For the record, my son has never been able to identify something specific he is scared of, which makes me think it’s a ruse to get out of bed. But this night, he had an answer.

“Tasha,” he said quietly, “dinosaur Tasha.” Tasha the tickling villain.

It wasn’t for another few days when my husband returned from a writer’s conference that he gave my son a mantra to repeat, a meditation for bed that carried him through the night.

“The dinosaur will not get you,” he told Finn while he was brushing his teeth and wiping down his grubby toes.

“The dinosaur will not get you,” he said to Finn while he carried him up the stairs.

“The dinosaur will not get you,” Finn said to me at every pause in the Curious George book I read to him each night.

“The dinosaur will not get you,” he told me as I covered him with his baby alpaca blanket.

Most nights I bless him, “The Lord bless you and keep you and make his face shine upon you,” or ”The Lord is your shepherd, you will not be in trouble.”

But tonight I echoed his mantra, “The dinosaur will not get you, Finn.”

Mantras are instruments of thought, statements that act like technology, tools promising the power of transformation. Mantras usually get associated with Eastern religions. But Westerners forget that the God of Israel came to an eastern people group and took their name forever (Exodus 3:15).

The God of Israel wants to blend mantras with his presence to create a cocktail so powerful we can face the monsters under our beds, the demons in our family tree, the shame we claim as a bedfellow each night.

Face and conquer. For we are more than conquerors in this God who became flesh, this God who loves us (Romans 8:37).

I believe the God of Israel wants to participate in our mantra work, he isn’t a bystander or a previous pilgrim who left a map. Jesus is a companion, a friend for our spiritual journey who can transform our mantras into prayer.

And when we invite him into our fears, we find we’re like my son who stilled as I told him the monsters would not get him and closed his eyes and slept the whole night, soundly.
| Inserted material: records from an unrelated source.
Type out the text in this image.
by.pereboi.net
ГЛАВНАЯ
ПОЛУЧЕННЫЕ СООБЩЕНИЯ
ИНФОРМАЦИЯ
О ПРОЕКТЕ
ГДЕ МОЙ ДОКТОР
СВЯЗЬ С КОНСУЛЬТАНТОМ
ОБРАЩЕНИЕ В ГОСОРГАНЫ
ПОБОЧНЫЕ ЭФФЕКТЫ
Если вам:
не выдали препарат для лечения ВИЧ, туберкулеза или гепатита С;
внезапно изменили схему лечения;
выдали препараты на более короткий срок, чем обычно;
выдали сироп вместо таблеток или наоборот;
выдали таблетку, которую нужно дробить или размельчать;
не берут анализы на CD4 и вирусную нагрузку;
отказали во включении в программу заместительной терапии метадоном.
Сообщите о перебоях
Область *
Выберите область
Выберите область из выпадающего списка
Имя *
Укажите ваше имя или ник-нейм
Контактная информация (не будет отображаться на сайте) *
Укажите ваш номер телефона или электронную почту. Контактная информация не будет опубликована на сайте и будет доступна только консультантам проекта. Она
His early mantras are built on something I know about the fabric of this blue globe and the God who formed it.

O Lord my God,

I cried to You for help, and You healed me.

O Lord, You have brought up my soul from Sheol;

You have kept me alive, that I would not go down to the pit

(Psalm 30:2-3).

The next morning when my son woke, and I lifted him out of his tent, he said with a sleepy smile, “The dinosaur will not get you.”

Fear may last for the night, but a shout of joy comes in the morning (Ps 30:5).